Y él no se mueve. Con los brazos cruzados y la espalda apoyada sobre la pared, me contempla con una expresión cercana al aburrimiento. Me incorporo, y lo contemplo en toda su majestuosidad. Le llego por el hombro, y eso me hace sentir pequeña. Y me disgusta.
—Dante, encantado —me ofrece una mano.
—Yo no.
Doy un paso hacia atrás, asustada.
Pone cara de disgusto.
—Eres tú quien me ha llamado.
—¿Ah sí? —me hago la inocente.
—Has utilizado la palabra demonio y diablo dos veces en la misma frase —me recuerda.
—No, no. Has escuchado mal.
Enarca una ceja, sorprendido por mi cara de inocencia absoluta.
—Hagamos las cosas fáciles. Si no lo he entendido mal, tú necesitas un novio que te saque de un apuro —me echa una descarada mirada de arriba abajo—, no creo que sea tan difícil.
¿Me ha evaluado?
—No te quiero como novio, dejemos las cosas claras.
El susodicho pone mala cara.
—Ni yo a ti.
Ahora soy yo quien enarca una ceja.
—¿Y entonces qué quieres?
—Necesito hacer una buena obra para salir del infierno. Puedo conseguirte un novio, tengo recursos. Ambos
saldríamos ganando.
—A ver... a ver —pongo las manos en alto, tratando de calmarme—, ya sé que estamos en Nueva Orleans y todo ese rollo, pero... ¿En serio? ¿Un demonio? ¿Qué te has fumado, payaso?
Al decir la palabra payaso, noto como todos los músculos de su mandíbula se tensan. Genial, Alison, tienta al destino insultando a un tipo que no conoces en mitad de un callejón desierto.
—¿Cómo explicas lo que has visto hace unos minutos? —me reta.
—Un mero truco de impresionismo barato, señor Houdiny.
Dante da un paso hacia mí, cansado de nuestra conversación. Meto la mano en mi bolso, y encuentro lo que estaba buscando. Con la mano dentro del bolso, doy un paso hacia atrás, fingiendo que él tiene la situación controlada.
—Hay dos clases de personas en la vida: las que se quejan, y no hacen nada para remediar su situación, y aquellas que lo dan todo para conseguir lo que quieren —me dice. Tiene la voz distante. Enigmática. Envolvente.
Me pierdo en su seductor tono, y me quedo parada.
Él da otro paso hacia mí.
—¿Y cuál soy yo? —pregunto nerviosamente.
Los ojos de Dante brillan.
—La que estoy deseando llevar a mi cama.
—En tus sueños.
—Cierto —me coge la barbilla, la alza y me suelta—: húmedos, calientes y contigo desnuda, retorciéndote de placer bajo los envites de mi lengua.

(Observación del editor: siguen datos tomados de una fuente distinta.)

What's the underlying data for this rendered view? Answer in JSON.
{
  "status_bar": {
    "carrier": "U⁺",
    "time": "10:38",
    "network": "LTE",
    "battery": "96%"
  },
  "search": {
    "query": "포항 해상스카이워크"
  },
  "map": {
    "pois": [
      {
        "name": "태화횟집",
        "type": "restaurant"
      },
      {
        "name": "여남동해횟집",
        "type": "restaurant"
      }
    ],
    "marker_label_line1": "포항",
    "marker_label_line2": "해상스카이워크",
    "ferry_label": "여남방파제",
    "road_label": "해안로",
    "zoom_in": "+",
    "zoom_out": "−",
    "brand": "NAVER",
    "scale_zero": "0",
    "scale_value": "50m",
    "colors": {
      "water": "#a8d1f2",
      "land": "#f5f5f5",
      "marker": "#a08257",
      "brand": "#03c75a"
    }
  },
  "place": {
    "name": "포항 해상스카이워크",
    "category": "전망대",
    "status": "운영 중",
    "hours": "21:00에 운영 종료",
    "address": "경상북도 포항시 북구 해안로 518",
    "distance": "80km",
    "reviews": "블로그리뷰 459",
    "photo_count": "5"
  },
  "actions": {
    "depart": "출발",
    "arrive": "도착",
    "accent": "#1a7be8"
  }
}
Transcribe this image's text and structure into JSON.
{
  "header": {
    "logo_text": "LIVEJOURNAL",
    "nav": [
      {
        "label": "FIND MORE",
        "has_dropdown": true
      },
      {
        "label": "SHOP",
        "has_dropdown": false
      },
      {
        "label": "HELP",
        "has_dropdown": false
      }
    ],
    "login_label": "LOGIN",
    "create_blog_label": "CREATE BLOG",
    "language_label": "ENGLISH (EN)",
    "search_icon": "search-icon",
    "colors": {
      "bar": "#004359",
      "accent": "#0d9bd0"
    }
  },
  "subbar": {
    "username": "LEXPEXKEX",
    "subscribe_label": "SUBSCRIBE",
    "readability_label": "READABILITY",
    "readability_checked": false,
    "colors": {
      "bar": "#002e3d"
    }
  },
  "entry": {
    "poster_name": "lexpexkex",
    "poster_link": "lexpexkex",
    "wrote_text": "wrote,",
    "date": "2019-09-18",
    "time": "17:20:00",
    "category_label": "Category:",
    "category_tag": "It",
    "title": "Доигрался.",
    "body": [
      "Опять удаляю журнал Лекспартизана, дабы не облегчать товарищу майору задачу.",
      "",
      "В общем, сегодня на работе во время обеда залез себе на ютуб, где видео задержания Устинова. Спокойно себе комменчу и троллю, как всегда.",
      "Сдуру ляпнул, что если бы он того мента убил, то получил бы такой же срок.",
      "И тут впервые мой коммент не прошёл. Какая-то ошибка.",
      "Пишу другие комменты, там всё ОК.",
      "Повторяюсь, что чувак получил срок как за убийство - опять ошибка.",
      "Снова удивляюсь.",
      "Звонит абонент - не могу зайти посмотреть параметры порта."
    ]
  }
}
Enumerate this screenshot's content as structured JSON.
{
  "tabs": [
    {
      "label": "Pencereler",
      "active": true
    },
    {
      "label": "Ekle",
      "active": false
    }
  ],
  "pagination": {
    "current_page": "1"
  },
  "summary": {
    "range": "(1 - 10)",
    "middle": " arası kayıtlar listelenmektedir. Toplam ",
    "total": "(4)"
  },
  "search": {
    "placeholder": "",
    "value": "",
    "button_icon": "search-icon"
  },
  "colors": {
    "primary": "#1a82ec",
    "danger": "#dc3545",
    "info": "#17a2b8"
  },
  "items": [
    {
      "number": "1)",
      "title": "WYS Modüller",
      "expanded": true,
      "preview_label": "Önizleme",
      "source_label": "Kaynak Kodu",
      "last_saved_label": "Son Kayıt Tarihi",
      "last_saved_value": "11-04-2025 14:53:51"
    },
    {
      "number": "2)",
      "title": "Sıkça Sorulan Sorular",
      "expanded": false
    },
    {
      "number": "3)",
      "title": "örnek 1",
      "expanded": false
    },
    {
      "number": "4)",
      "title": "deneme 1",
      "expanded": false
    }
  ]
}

Doy un paso hacia atrás, asombrada por su atrevimiento.
—Ven aquí —su voz es oscura, y entiendo que se ha cansado de jugar.
Parece un lobo feroz. Decidido a atacarme en cuanto tenga la menor oportunidad. Y yo quiero que me coma.
Asustada y cohibida por ese ser tan sexy, saco el bote de laca que llevo en el bolso y la apunto hacia su rostro.
—¡Detente! Soy cinturón negro de Karate —lo amenazo.
—Deja de jugar y dame eso, no vayas a hacerte daño —se burla de mis intenciones.
Sin pensarlo, y al grito de “¡jai ya!”, para darle un pelín de dramatismo al asunto, apunto a sus ojos y aprieto el dispensador. No me paro a ver cómo está. Echo a correr como alma que lleva el diablo. Qué ironía.